2. Encryption keys are not stored on the server
   SQL Server will not store the keys to decrypt the data it stores in Always On Encrypted fields.
   You have to register on the server but the certificate will be available on the clients and the actual certificate is not accessible on the server. The client can store the encryption keys currently in the local certificate store and in time in Azure Key Vaults or Hardware Security Modules. One thing to consider is that SQL Server DBAs will not be able to view any of the encrypted data during migrations, imports, etc.
   Other work around will be to install the client certificate locally on the server but that would negate much of the security of Always On Security by giving a hacked server access to the encrypted data.
   
3. Always on Encrypted columns support only equality operators only
   As the data is encrypted in SQL Server only column equality is supported. That means you can use equality in WHERE, JOIN, and GROUP BY clauses but you can’t use LIKE or other aggregation or pattern matching features like SUM, SUBSTRING, etc.
   
4. You need to upgrade your client software to .NET 4.6
   As the encryption and decryption is done at the client, your clients will need to upgrade to the new version of the .NET framework which is 4.6. Version 1 currently only supports SQL Server Client driver but ODBC and JDBC drivers will be coming at a later date.
   
5. This is not TDE (Transparent Data Encryption)TDE is a feature of SQL Server that encrypts the data files themselves on the server. This is basically encrypting your entire database. While this provides security for stored or “at rest” data, once the file is decrypted by SQL Server the data remains decrypted in plain text in memory and when it’s sent across the wires.

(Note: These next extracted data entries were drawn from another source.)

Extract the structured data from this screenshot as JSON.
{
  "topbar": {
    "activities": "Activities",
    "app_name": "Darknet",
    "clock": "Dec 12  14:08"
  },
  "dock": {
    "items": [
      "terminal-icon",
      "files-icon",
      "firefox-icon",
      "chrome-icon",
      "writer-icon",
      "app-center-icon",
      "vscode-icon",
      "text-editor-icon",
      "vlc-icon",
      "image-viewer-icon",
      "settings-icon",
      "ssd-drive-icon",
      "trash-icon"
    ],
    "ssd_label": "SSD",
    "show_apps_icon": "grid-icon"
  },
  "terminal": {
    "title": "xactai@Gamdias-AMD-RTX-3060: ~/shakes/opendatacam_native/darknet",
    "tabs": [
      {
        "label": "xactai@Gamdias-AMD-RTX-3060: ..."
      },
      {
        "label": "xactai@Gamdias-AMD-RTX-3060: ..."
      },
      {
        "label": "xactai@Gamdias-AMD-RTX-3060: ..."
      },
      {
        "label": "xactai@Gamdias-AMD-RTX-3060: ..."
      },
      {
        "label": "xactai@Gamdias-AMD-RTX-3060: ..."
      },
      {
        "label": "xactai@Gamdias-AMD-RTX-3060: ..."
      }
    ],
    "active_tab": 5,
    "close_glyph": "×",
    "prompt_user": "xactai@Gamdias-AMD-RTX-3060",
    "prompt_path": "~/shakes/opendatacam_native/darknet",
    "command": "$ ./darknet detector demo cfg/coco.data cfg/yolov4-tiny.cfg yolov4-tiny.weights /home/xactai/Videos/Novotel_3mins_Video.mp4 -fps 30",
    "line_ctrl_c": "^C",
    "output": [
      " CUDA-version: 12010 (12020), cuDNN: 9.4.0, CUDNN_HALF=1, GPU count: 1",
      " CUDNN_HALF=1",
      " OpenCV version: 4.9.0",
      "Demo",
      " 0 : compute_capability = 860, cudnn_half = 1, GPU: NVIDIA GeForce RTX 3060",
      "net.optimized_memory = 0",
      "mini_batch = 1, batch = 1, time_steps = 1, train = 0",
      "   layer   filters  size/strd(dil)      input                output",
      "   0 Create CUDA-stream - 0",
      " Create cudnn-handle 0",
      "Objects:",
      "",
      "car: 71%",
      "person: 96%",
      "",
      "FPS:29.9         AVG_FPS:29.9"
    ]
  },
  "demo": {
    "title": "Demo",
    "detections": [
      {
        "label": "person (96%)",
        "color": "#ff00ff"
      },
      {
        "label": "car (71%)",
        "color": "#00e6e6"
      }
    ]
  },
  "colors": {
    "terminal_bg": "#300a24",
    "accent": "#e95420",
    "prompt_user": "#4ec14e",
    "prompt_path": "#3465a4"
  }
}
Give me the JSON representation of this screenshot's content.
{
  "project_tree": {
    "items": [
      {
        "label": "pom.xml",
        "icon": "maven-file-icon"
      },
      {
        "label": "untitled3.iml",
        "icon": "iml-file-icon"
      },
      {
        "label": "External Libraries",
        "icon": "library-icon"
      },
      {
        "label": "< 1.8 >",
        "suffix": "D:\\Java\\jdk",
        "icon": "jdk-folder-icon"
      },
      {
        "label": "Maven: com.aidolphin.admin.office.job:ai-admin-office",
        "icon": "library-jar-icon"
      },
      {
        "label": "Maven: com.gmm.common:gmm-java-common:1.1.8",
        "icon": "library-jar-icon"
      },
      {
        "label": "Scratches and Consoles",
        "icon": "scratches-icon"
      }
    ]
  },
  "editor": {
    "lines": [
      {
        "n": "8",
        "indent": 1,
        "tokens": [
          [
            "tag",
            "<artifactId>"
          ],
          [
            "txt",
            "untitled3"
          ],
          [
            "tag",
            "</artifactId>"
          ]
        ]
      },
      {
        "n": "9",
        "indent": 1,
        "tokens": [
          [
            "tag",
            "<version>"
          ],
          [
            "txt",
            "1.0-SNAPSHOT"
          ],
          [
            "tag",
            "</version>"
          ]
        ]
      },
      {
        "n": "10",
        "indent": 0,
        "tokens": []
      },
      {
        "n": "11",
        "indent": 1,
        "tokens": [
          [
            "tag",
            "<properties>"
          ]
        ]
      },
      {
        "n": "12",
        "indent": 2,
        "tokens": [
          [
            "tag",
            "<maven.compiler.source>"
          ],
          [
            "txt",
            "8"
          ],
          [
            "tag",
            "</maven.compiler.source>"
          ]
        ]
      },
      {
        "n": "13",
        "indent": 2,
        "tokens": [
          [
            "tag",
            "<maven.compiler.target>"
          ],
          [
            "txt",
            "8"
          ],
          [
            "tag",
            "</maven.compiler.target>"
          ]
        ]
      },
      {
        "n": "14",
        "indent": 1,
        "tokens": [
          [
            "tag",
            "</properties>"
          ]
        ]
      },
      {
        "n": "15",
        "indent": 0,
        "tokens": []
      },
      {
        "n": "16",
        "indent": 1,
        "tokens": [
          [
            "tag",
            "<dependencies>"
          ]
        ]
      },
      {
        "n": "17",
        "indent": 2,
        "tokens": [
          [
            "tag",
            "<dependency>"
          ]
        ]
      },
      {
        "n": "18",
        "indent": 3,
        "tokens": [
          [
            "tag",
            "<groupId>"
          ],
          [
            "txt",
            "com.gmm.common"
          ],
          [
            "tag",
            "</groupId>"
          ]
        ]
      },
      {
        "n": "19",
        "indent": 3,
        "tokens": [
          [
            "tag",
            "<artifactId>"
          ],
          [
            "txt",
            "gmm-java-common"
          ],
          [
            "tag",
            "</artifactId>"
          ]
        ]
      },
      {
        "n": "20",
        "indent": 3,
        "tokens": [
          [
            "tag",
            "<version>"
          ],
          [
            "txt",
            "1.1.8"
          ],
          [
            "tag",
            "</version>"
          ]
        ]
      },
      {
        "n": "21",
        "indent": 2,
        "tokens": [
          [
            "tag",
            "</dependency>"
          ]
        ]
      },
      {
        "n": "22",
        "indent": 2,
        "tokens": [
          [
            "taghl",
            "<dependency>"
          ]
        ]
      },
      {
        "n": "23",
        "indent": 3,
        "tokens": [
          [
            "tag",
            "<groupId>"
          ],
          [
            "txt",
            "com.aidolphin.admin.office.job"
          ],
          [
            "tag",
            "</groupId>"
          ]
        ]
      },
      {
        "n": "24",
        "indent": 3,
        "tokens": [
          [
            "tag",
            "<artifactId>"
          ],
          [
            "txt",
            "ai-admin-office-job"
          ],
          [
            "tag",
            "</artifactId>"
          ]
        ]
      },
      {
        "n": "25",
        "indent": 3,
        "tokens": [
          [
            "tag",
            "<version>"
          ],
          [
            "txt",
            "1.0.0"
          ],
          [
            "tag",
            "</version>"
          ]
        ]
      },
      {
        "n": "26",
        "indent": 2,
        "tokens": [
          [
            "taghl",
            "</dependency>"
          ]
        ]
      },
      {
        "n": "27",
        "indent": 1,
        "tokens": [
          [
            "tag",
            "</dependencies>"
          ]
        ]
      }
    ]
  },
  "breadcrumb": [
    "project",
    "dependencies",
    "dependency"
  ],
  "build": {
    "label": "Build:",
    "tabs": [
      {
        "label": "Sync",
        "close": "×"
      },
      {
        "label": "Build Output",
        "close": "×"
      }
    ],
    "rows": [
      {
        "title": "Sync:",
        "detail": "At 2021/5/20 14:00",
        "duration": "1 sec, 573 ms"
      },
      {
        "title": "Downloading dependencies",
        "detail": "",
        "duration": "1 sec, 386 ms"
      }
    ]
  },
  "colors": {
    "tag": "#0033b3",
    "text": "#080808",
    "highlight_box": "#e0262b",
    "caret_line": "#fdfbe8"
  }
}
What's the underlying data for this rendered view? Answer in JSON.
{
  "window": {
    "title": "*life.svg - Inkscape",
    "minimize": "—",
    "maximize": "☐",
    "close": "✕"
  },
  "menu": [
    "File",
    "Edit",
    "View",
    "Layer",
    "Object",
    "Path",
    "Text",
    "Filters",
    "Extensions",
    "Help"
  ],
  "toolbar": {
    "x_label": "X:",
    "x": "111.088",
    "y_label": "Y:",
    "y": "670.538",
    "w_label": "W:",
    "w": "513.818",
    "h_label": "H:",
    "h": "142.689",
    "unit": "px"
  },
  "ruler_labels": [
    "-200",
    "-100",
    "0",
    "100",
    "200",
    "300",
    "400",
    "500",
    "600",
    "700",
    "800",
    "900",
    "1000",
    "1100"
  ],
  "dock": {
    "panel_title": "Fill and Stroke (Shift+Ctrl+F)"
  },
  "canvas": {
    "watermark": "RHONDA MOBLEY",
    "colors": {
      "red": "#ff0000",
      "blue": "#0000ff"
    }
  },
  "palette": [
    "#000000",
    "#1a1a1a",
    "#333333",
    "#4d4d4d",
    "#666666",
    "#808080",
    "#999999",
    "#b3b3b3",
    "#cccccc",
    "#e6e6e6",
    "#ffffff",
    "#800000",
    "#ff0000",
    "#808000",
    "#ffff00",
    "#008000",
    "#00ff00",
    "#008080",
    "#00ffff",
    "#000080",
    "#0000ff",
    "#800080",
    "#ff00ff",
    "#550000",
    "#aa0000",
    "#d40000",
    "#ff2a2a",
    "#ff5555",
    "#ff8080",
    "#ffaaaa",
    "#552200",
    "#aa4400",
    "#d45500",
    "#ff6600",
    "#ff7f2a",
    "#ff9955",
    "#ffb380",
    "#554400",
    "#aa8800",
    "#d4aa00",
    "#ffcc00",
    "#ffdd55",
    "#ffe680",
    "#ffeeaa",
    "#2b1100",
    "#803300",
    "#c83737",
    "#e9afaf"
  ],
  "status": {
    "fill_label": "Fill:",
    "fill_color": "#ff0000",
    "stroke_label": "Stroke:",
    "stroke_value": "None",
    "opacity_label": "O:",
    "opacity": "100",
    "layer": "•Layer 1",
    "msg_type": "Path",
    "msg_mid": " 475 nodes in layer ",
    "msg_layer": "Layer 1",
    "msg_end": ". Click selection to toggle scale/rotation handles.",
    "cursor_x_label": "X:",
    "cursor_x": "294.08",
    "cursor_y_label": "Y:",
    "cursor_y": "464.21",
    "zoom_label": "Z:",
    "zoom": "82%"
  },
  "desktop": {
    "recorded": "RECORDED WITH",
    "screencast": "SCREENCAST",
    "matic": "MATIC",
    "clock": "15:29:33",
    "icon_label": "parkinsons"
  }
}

   Always On Encryption will encrypt the data in memory and on the wire but due to the performance hit on the client it’s not recommended to secure every field in a table or database as TDE does. So you need to consider this when you decide which security feature to implement.
   
6. Encrypted columns take significantly more space
   While columns defined with Always On Encryption specify the size of the original decrypted data they actually store the encrypted value which can be much larger. This we need to consider while deciding on the number of columns to be encrypted in your table.